PT diz que prisões foram 'espetáculo condenável' e colocaram vida de Genoino em risco

Partido avalia também que ação do STF foi 'arbitrária' e fruto de um 'casuísmo jurídico'

Fernando Gallo, O Estado de S. Paulo

18 de novembro de 2013 | 19h09

O diretório nacional do PT emitiu nota no final da tarde desta segunda-feira, 18, na qual classifica como "arbitrária" e "casuísmo jurídico" a prisão dos petistas condenados no mensalão sem que os todos os recursos tenham sido julgados. O documento afirma também que o mandado expedido pelo presidente do Supremo Tribunal Federal (STF), Joaquim Barbosa, sem a especificação do regime das penas, e a determinação de que os condenados fossem trasladados a Brasília, acarretou um "espetáculo indesejado e condenável" e "colocou em risco a vida do deputado José Genoino, cardiologia recém-operado".

Setores mais à esquerda do PT defendiam uma nota dura contra Joaquim Barbosa, que não é citado em nenhuma ocasião nas quatro páginas do documento. Integrantes mais radicais opinaram até que o partido representasse contra Barbosa no plenário do STF por entenderem que as prisões de Genoino, José Dirceu e Delúbio Soares contrariou jurisprudência do próprio Supremo.

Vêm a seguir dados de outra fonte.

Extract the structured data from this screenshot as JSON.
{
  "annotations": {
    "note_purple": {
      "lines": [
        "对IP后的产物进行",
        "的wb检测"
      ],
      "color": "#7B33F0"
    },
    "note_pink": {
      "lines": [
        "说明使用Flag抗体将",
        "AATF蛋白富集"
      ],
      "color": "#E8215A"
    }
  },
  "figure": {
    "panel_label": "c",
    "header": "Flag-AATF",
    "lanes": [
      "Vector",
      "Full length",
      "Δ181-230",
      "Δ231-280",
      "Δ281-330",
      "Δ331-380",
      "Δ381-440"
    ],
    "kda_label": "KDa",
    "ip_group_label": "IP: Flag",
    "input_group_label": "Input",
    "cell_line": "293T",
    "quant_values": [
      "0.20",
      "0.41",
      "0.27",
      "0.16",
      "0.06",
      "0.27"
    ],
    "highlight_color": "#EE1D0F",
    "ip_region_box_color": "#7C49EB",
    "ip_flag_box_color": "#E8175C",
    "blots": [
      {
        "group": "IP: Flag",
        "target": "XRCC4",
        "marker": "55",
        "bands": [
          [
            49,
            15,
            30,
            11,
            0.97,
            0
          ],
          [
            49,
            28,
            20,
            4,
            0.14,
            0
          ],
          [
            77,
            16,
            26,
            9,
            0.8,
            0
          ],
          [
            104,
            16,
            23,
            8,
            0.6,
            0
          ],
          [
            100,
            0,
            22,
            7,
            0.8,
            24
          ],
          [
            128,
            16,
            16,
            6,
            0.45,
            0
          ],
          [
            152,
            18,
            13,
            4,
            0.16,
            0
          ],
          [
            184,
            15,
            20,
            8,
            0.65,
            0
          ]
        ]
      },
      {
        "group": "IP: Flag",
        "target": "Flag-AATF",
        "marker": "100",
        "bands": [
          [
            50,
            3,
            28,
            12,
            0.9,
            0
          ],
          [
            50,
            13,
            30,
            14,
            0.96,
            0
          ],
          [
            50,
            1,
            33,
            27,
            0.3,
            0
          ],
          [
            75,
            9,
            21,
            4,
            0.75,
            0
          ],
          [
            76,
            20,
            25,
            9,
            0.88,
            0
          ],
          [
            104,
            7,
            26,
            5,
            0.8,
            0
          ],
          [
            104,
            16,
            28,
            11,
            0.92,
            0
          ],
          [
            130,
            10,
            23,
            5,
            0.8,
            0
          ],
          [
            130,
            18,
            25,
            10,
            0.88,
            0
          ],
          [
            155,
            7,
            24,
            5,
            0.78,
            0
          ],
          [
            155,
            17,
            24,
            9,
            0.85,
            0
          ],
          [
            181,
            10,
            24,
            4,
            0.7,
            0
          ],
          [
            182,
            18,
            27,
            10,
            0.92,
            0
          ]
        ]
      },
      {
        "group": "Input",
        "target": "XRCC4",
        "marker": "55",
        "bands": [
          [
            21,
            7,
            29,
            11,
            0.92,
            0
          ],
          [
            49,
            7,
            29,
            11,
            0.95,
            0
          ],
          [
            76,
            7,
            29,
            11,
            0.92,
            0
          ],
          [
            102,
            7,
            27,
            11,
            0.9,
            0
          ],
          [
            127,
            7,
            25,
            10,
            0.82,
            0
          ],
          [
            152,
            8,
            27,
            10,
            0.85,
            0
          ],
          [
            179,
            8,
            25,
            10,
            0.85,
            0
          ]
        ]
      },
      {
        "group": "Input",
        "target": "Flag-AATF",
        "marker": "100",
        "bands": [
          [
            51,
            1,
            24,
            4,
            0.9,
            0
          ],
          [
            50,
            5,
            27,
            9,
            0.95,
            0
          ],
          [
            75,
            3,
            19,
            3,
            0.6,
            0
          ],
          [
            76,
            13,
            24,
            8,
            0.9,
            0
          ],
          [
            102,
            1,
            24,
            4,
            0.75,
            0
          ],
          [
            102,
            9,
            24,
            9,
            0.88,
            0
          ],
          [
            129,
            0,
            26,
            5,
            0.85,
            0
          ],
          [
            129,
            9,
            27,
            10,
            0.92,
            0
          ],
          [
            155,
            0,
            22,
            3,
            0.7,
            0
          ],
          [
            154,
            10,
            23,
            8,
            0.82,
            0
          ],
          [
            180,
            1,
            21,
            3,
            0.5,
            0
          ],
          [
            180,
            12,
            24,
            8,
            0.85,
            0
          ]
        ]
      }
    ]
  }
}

No texto, o PT também sustenta que reafirma o conteúdo da nota publicada um ano atrás, quando do fim da primeira parte do julgamento, por considerar que o processo foi "nitidamente político e influenciado pela mídia conservadora", e declara ainda que os petistas condenados são "vítimas, desde o início, de uma tentativa de linchamento moral, que visa também criminalizar o PT e influir na disputa eleitoral".

"Parte significativa do esforço da oposição política, partidária, midiatica e social tem sido a repercussão, à exaustão, das condenações de lideranças petistas no curso da Ação Penal 470", escreveu o PT na nota. "Novos episódios deste final de semana vieram a retomar essa linha de atuação. A prisão arbitrária de companheiros petistas, sem que seus recursos tivessem sido julgados, foi mais um casuísmo jurídico - de tantos que a maioria do Supremo Tribunal Federal perpetrou ao longo da AP 470. Mais que isso, constitui grave violação do instituto do direito de defesa; principio fundamental do Estado democrático de direito.

"Não fosse só por isso, o mandado de prisão expedido pelo presidente do STF, ao não especificar o regime de cumprimento das penas, além de propiciar um espetáculo indesejado e condenável, desrespeitou direitos dos companheiros e ainda colocou em risco a vida do deputado José Genoino, cardiopata recém-operado", diz o texto.